Treatments and drugs

By Mayo Clinic Staff

Treatment options for vesicoureteral reflux depend on the severity of the condition. Children with mild cases of primary vesicoureteral reflux may eventually outgrow the disorder. In this case, your doctor will likely recommend a wait-and-see approach. During this time, it will be important for you to be watchful for potential UTIs and to seek prompt treatment.

Children with moderate to severe primary vesicoureteral reflux have two treatment options: medication and surgery. Using medication is more common, with surgery usually reserved for those children for whom antibiotics aren't successful.

However, surgery may be a first line therapy for grades IV and V or for families who prefer a quicker, more definitive treatment than medication.

Medications

UTIs require prompt treatment with antibiotics to keep the infection from moving to the kidneys. Doctors may also use antibiotics to prevent UTIs, usually at about half the dose for treating an infection.
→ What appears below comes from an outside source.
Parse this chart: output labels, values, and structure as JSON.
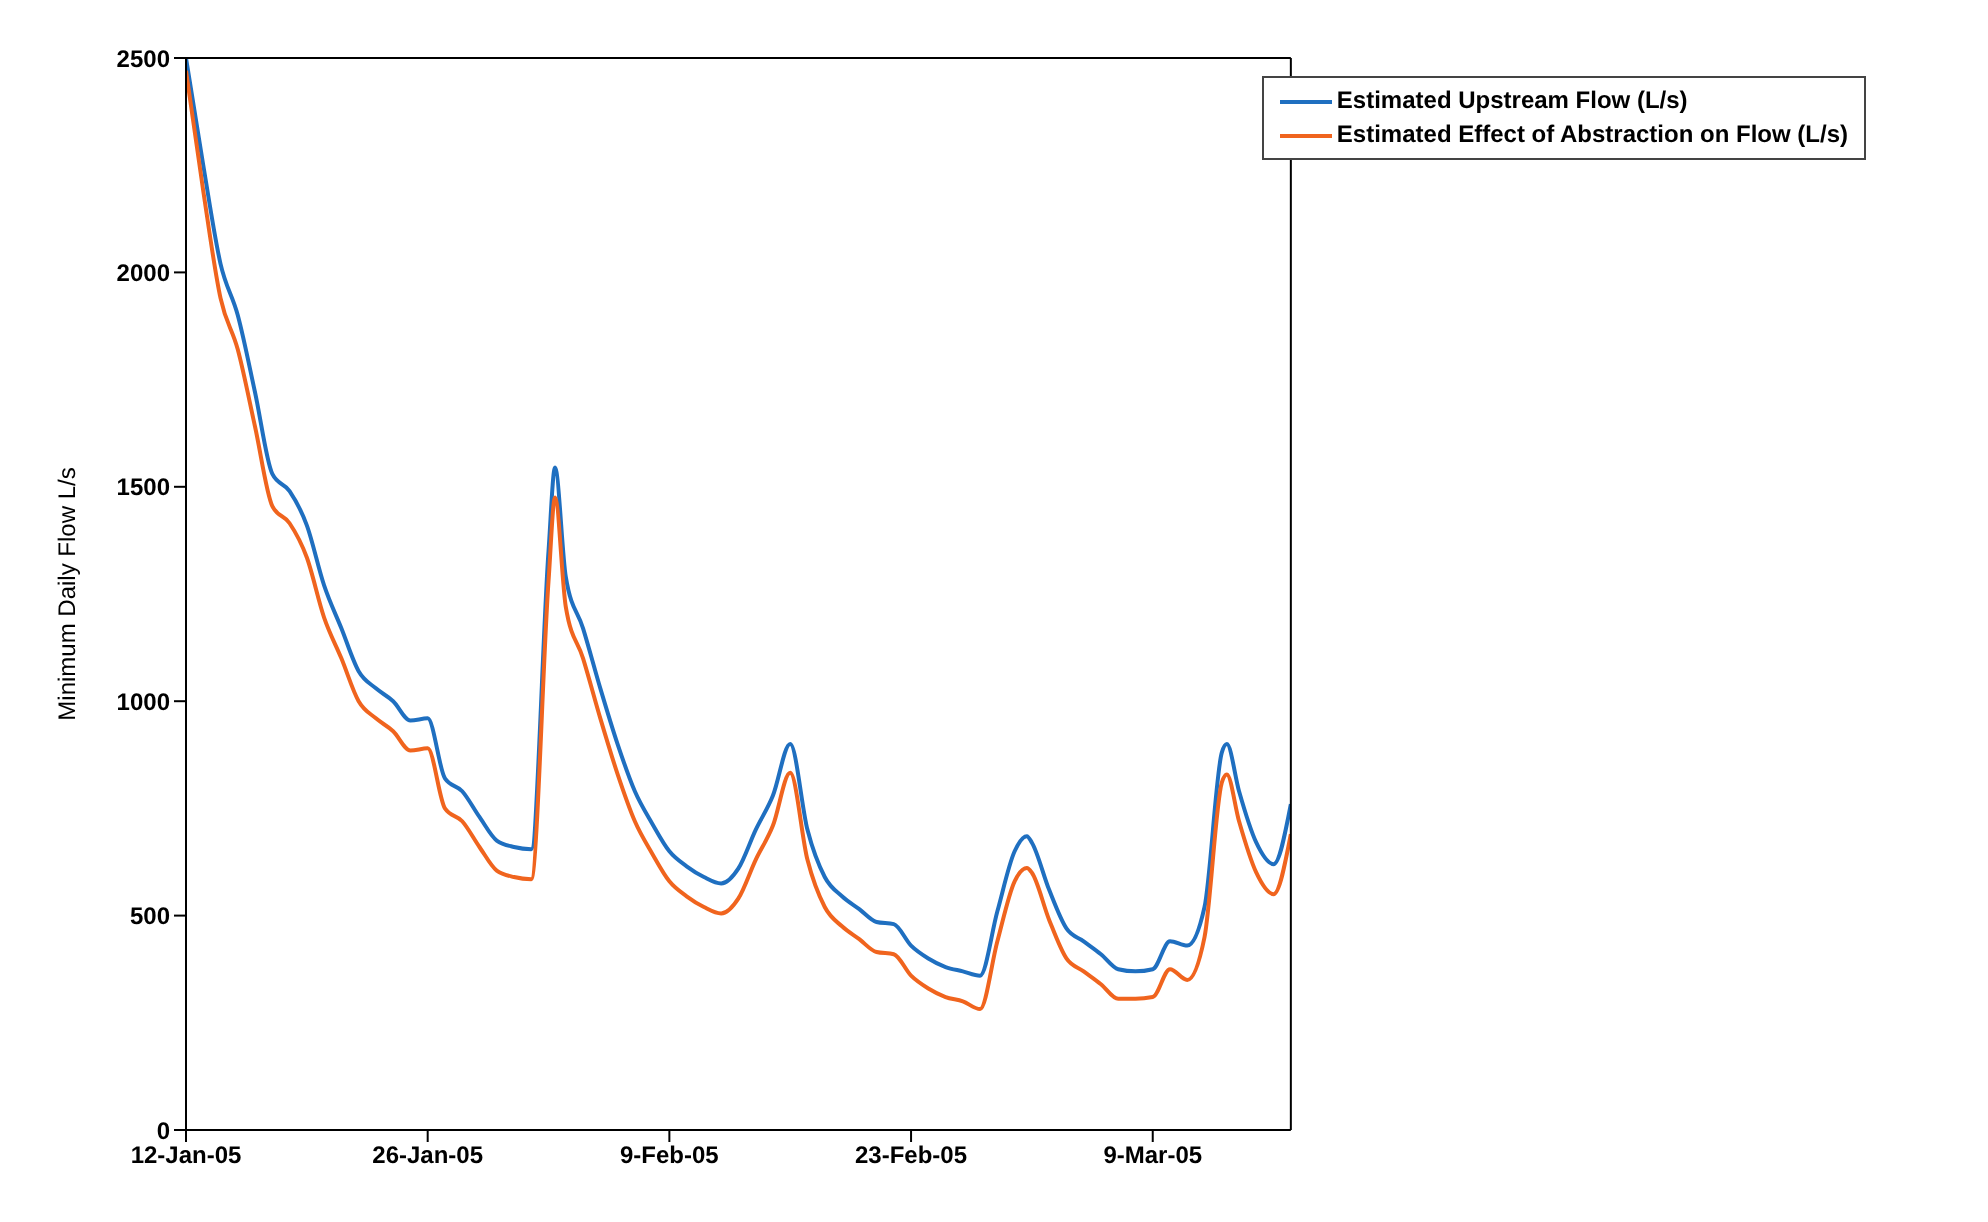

Commonly used antibiotics for prevention include the combination drug trimethoprim-sulfamethoxazole (Bactrim, Septra), trimethoprim (Primsol) and nitrofurantoin (Furadantin, Macrobid, Macrodantin). Some people may be allergic to one or more of these medications, preventing their use. Possible side effects of long-term use of these drugs include:

  • Nausea and vomiting
  • Abdominal pain
  • Increased antibiotic resistance, in which the infection no longer responds to antibiotics and becomes more difficult to treat

A child being treated with medication needs to be monitored for as long as he or she is taking antibiotics. This includes periodic physical exams and urine tests to detect breakthrough infections — UTIs that occur despite the antibiotic treatment — and occasional radiographic scans of the bladder and kidneys to determine if your child has outgrown vesicoureteral reflux.

Surgery

Surgery for vesicoureteral reflux repairs the defect in the functional valve between the bladder and each affected ureter that keeps it from closing and preventing urine from flowing backward. There are two methods of surgical repair:

  • Open surgery. Performed using general anesthesia, this surgery requires an incision in the lower abdomen through which the surgeon repairs the malformation that's causing the problem. This type of surgery usually requires a few days' stay in the hospital, during which a catheter is kept in place to drain your child's bladder. Risks include infection, blood clots and bleeding.
  • Endoscopic surgery. In this procedure, the doctor inserts a lighted tube (cystoscope) through the urethra to see inside your child's bladder, then injects a bulking agent around the opening of the affected ureter to try to strengthen the valve's ability to close properly. This method is minimally invasive compared with open surgery and presents fewer risks, though it may not be as effective. This procedure also requires general anesthesia, but generally can be performed as outpatient surgery.